Consegnate le benemerenze alla memoria di don Roberto Malgesini
L’iniziativa, fortemente voluta dal presidente Fiorenzo Bongiasca e sostenuta dal vescovo di Como, il cardinale Oscar Cantoni, dalla prefettura e dall’amministrazione comunale di Como, ha lo scopo di riconoscere chi, con opere concrete in ambito sociale, ha svolto un ruolo importante per la comunità provinciale, contribuendo con la propria azione ad affermare il prestigio e la conoscenza del territorio e della sua storia e a diffondere sentimenti di solidarietà sociale ed economica.
A consegnare i riconoscimenti il presidente Bongiasca, il vescovo Cantoni e la vicesindaco del Comune di Como, Nicoletta Roperto, insieme ai consiglieri provinciali Valerio Perroni, Antonella Mazza e Agostino Grisoni.

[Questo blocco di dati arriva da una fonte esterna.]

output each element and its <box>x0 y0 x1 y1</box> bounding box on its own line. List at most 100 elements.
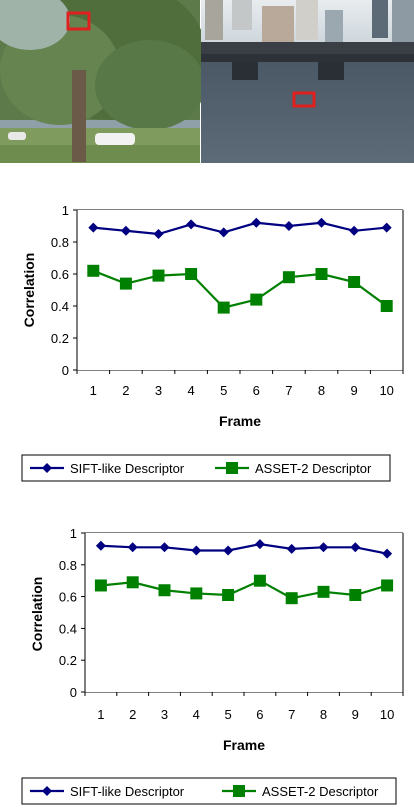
square-point <box>315 268 328 280</box>
x-tick-label: 8 <box>318 383 325 398</box>
legend-item-asset: ASSET-2 Descriptor <box>222 784 379 799</box>
legend-diamond-icon <box>42 463 52 473</box>
diamond-point <box>254 539 265 550</box>
square-point <box>158 584 171 597</box>
x-tick-label: 5 <box>220 383 227 398</box>
y-tick-label: 1 <box>70 526 77 541</box>
legend-square-icon <box>226 462 238 474</box>
x-tick-labels: 1 2 3 4 5 6 7 8 9 10 <box>90 383 394 398</box>
x-tick-label: 6 <box>253 383 260 398</box>
y-axis-title: Correlation <box>21 253 37 328</box>
square-point <box>119 277 132 290</box>
square-point <box>250 293 263 306</box>
square-point <box>190 587 203 600</box>
diamond-point <box>88 222 99 233</box>
x-axis-title: Frame <box>223 737 265 753</box>
photo-strip <box>0 0 414 163</box>
y-tick-label: 0.6 <box>59 590 77 605</box>
x-tick-label: 1 <box>90 383 97 398</box>
diamond-point <box>286 543 297 554</box>
diamond-point <box>316 217 327 228</box>
y-tick-label: 0 <box>62 363 69 378</box>
x-tick-label: 10 <box>380 707 394 722</box>
x-tick-label: 10 <box>379 383 393 398</box>
diamond-point <box>120 225 131 236</box>
x-tick-label: 3 <box>155 383 162 398</box>
series-group <box>87 217 393 314</box>
square-point <box>348 276 361 288</box>
square-point <box>253 574 266 587</box>
legend-label: ASSET-2 Descriptor <box>262 784 379 799</box>
square-point <box>285 592 298 605</box>
plot-area <box>85 533 403 692</box>
series-sift <box>88 217 392 239</box>
diamond-point <box>191 545 202 556</box>
legend-item-sift: SIFT-like Descriptor <box>30 784 185 799</box>
diamond-point <box>223 545 234 556</box>
series-asset <box>87 264 393 314</box>
x-tick-label: 8 <box>320 707 327 722</box>
square-point <box>94 579 107 592</box>
x-tick-label: 7 <box>285 383 292 398</box>
diamond-point <box>381 222 392 233</box>
diamond-point <box>127 542 138 553</box>
square-point <box>380 300 393 312</box>
legend-item-asset: ASSET-2 Descriptor <box>215 461 372 476</box>
x-tick-label: 1 <box>97 707 104 722</box>
y-tick-labels: 0 0.2 0.4 0.6 0.8 1 <box>59 526 77 700</box>
series-asset <box>94 574 394 605</box>
legend-square-icon <box>233 785 245 797</box>
x-tick-label: 4 <box>187 383 194 398</box>
square-point <box>185 268 198 280</box>
square-point <box>317 585 330 598</box>
river-photo <box>201 0 414 163</box>
diamond-point <box>153 229 164 239</box>
diamond-point <box>318 542 329 553</box>
legend-label: SIFT-like Descriptor <box>70 784 185 799</box>
square-point <box>282 271 295 284</box>
diamond-point <box>283 221 294 231</box>
y-tick-label: 0.8 <box>59 558 77 573</box>
diamond-point <box>186 219 197 230</box>
legend: SIFT-like Descriptor ASSET-2 Descriptor <box>21 454 391 482</box>
square-point <box>126 576 139 589</box>
legend-box <box>21 454 391 482</box>
correlation-chart-1: 0 0.2 0.4 0.6 0.8 1 1 2 3 4 5 6 7 8 9 10 Correlation F… <box>21 203 404 482</box>
y-tick-label: 0.6 <box>51 267 69 282</box>
legend: SIFT-like Descriptor ASSET-2 Descriptor <box>21 777 397 805</box>
x-tick-label: 6 <box>256 707 263 722</box>
x-tick-label: 5 <box>224 707 231 722</box>
y-tick-label: 1 <box>62 203 69 218</box>
series-sift <box>95 539 393 559</box>
diamond-point <box>218 227 229 238</box>
y-tick-label: 0.2 <box>59 653 77 668</box>
x-tick-label: 2 <box>129 707 136 722</box>
diamond-point <box>251 217 262 228</box>
series-line <box>93 221 387 236</box>
series-group <box>94 539 394 605</box>
plot-area <box>77 210 403 370</box>
square-point <box>217 301 230 314</box>
x-tick-label: 7 <box>288 707 295 722</box>
y-tick-label: 0.8 <box>51 235 69 250</box>
diamond-point <box>95 540 106 551</box>
x-tick-label: 2 <box>122 383 129 398</box>
x-tick-label: 9 <box>350 383 357 398</box>
diamond-point <box>349 225 360 236</box>
diamond-point <box>159 542 170 553</box>
y-tick-label: 0 <box>70 685 77 700</box>
y-tick-labels: 0 0.2 0.4 0.6 0.8 1 <box>51 203 69 378</box>
right-highlight-box <box>292 91 316 108</box>
y-tick-label: 0.4 <box>51 299 69 314</box>
y-tick-label: 0.2 <box>51 331 69 346</box>
square-point <box>381 579 394 592</box>
diamond-point <box>350 542 361 553</box>
legend-item-sift: SIFT-like Descriptor <box>30 461 185 476</box>
plot-frame <box>84 533 404 696</box>
square-point <box>222 589 235 602</box>
legend-diamond-icon <box>42 786 52 796</box>
x-tick-label: 3 <box>161 707 168 722</box>
x-tick-label: 9 <box>352 707 359 722</box>
square-point <box>87 264 100 277</box>
x-tick-label: 4 <box>193 707 200 722</box>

“Le storie che celebriamo raccontano una provincia capace di prendersi cura, di costruire inclusione e di trasformare il bene in azione quotidiana”, commenta il presidente Bongiasca. “È questo il patrimonio più prezioso che desideriamo custodire e trasmettere alle nuove generazioni – ha sottolineato – Ed è anche il compito più autentico di chi ha responsabilità amministrative: creare le condizioni perché il bene comune si traduca in attenzione concreta alle persone e ai territori”.
I premiati
Sono stati premiati Lina Bradanini, legale rappresentante dell’Ente religioso “Sodalizio Terz’ordine Francescano Ancelle del Signore”, che ha dedicato la vita intera all’aiuto di chiunque avesse bisogno, dai senzatetto ai giovani in difficoltà.
NOI GENITORI – società cooperativa sociale, per l’attività svolta da oltre vent’anni sul territorio erbese, offrendo risposte concrete a sessanta persone con disabilità e alle loro famiglie, creando opportunità di lavoro, progetti sul tempo libero ed esperienze di residenzialità, rispettando e valorizzando le differenze, costruendo legami di comunità e reti di persone.
Infine, è stata consegnata una benemerenza alla memoria di Alfredo Marson, ritirata dalla sua famiglia, per aver fondato la storica Associazione sportiva dilettantistica Briantea84 di Cantù, con l’obiettivo di creare opportunità concrete per le persone con disabilità attraverso lo sport.